5. The method of claim 4, wherein the volume of the output signal is reduced until the ratio between the output signal energy or the signal energy of the acoustic echo (AE) of the output signal and the command signal energy corresponds to a predetermined value. Device control method.

6. The method according to any one of the preceding claims, characterized in that after the recognition of the command signal (BS) subsequent to the key command signal (SBS), the volume is readjusted to the value set before the reduction. , Device control method.

7. A method according to any one of the preceding claims, characterized in that the volume is readjusted to a value set before decrement after a certain interval after the recognition of the key command signal (SBS) or the command signal (BS) has passed. Device control method.

8. The method according to any one of claims 1 to 7, wherein after recognition of the volume command signal transmitted to change the volume, the volume is initially readjusted to a value set before decrement, and then the volume command signal. And adjust the value corresponding to the device control method.

The device control method according to claim 1, wherein the recognition of the key command signal is visually or audibly displayed to a user of the device.

Of the sound output means 2, the receiving means 3 for receiving the acoustic command signal BS, the recognition means 4 for recognizing the command signal BS, and the recognized command signal BS. As a device 1, comprising a control means 5 for controlling the device 1 as a function,

Means for recognizing that the receiving means 3 is receiving a command signal BS for the device 1 and as soon as the reception of a possible command signal BS for the device 1 is recognized. Means (7) for reducing the volume of the output signal output by the sound output means (2).

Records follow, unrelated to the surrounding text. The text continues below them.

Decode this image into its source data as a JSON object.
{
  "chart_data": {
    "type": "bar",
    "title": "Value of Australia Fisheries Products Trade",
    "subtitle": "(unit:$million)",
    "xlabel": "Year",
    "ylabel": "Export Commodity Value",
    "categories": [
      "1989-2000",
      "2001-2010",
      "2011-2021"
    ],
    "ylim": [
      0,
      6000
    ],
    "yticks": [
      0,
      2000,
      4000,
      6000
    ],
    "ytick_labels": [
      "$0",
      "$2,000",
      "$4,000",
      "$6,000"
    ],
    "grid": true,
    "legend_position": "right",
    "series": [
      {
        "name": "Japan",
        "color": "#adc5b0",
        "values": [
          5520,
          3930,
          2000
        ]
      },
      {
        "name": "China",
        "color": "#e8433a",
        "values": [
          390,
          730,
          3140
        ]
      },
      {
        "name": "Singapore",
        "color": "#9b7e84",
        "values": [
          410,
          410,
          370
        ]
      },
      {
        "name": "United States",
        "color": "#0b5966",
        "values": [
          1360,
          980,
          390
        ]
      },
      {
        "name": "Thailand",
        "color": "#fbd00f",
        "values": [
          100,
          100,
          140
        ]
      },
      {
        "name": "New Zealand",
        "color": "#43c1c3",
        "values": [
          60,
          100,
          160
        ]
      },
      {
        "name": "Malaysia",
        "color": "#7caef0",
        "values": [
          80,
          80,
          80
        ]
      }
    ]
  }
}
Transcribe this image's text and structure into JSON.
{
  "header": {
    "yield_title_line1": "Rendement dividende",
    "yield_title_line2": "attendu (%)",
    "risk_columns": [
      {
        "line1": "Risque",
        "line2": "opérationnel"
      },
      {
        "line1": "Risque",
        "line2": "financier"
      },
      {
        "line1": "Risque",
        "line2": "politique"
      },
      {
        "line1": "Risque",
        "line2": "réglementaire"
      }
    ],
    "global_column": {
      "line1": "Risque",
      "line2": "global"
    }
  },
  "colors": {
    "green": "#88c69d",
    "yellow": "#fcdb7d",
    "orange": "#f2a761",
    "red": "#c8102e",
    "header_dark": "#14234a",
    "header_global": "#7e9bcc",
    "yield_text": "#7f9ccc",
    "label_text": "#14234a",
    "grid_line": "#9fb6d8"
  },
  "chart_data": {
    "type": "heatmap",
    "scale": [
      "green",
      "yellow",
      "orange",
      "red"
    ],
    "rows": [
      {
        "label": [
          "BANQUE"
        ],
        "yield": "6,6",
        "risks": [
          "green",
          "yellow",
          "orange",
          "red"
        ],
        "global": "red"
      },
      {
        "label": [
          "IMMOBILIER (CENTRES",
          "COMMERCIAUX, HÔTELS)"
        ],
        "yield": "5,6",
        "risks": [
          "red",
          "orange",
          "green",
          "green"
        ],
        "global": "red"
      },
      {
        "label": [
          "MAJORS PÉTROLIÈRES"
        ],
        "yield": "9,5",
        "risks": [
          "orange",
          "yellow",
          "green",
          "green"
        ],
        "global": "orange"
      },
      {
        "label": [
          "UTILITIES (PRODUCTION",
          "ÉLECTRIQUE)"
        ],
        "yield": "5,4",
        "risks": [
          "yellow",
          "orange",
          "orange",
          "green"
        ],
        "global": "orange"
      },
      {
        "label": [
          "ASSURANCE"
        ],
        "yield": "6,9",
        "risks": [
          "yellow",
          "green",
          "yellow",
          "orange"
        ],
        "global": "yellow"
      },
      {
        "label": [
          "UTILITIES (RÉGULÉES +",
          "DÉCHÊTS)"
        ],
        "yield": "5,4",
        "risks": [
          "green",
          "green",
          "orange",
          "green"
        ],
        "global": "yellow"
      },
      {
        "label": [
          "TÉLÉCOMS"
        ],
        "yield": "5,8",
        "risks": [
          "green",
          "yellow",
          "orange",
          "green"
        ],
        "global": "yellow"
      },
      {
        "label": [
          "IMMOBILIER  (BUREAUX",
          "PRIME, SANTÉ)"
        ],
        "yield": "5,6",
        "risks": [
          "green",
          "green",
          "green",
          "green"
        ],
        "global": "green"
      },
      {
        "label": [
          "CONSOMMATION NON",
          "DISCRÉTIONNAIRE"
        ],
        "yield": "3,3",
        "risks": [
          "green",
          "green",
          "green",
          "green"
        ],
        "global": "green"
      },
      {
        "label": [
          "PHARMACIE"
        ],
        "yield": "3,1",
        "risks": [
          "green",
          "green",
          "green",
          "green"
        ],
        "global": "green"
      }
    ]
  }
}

The means according to claim 10, wherein the means for recognizing that the receiving means (3) is receiving a command signal (BS) for the device (1) comprises means for recognizing a key command signal (SBS), This means that the device (1) is brought to a ready state for receiving an additional command signal (BS).

12. Filter means (9) according to claim 10 or 11, for filtering the acoustic echo (AE) of the output signal output by the device (1) itself from the total signal received by the receiving means (3). Characterized in that the device.

13. The device (7) according to claim 12, wherein the means (7) for reducing the output signal of the branch point of the device is arranged upstream of a tapping point (21), the said at the tapping point (21). A device, which is characterized in that the signal corresponding to the output signal is tapped on the filter means (9).

14. A filter according to claim 12 or 13, characterized in that the filter means 9 comprises an input 12 for transmitting a control command for reducing the volume of the output signal of the device 1, device.

15. The method according to any one of claims 10 to 14, for determining the ratio between the signal energy of the output signal and / or the acoustic echo (AE) energy of the output signal and the signal energy of the command signal BS. Device characterized by means (5, 13, 16).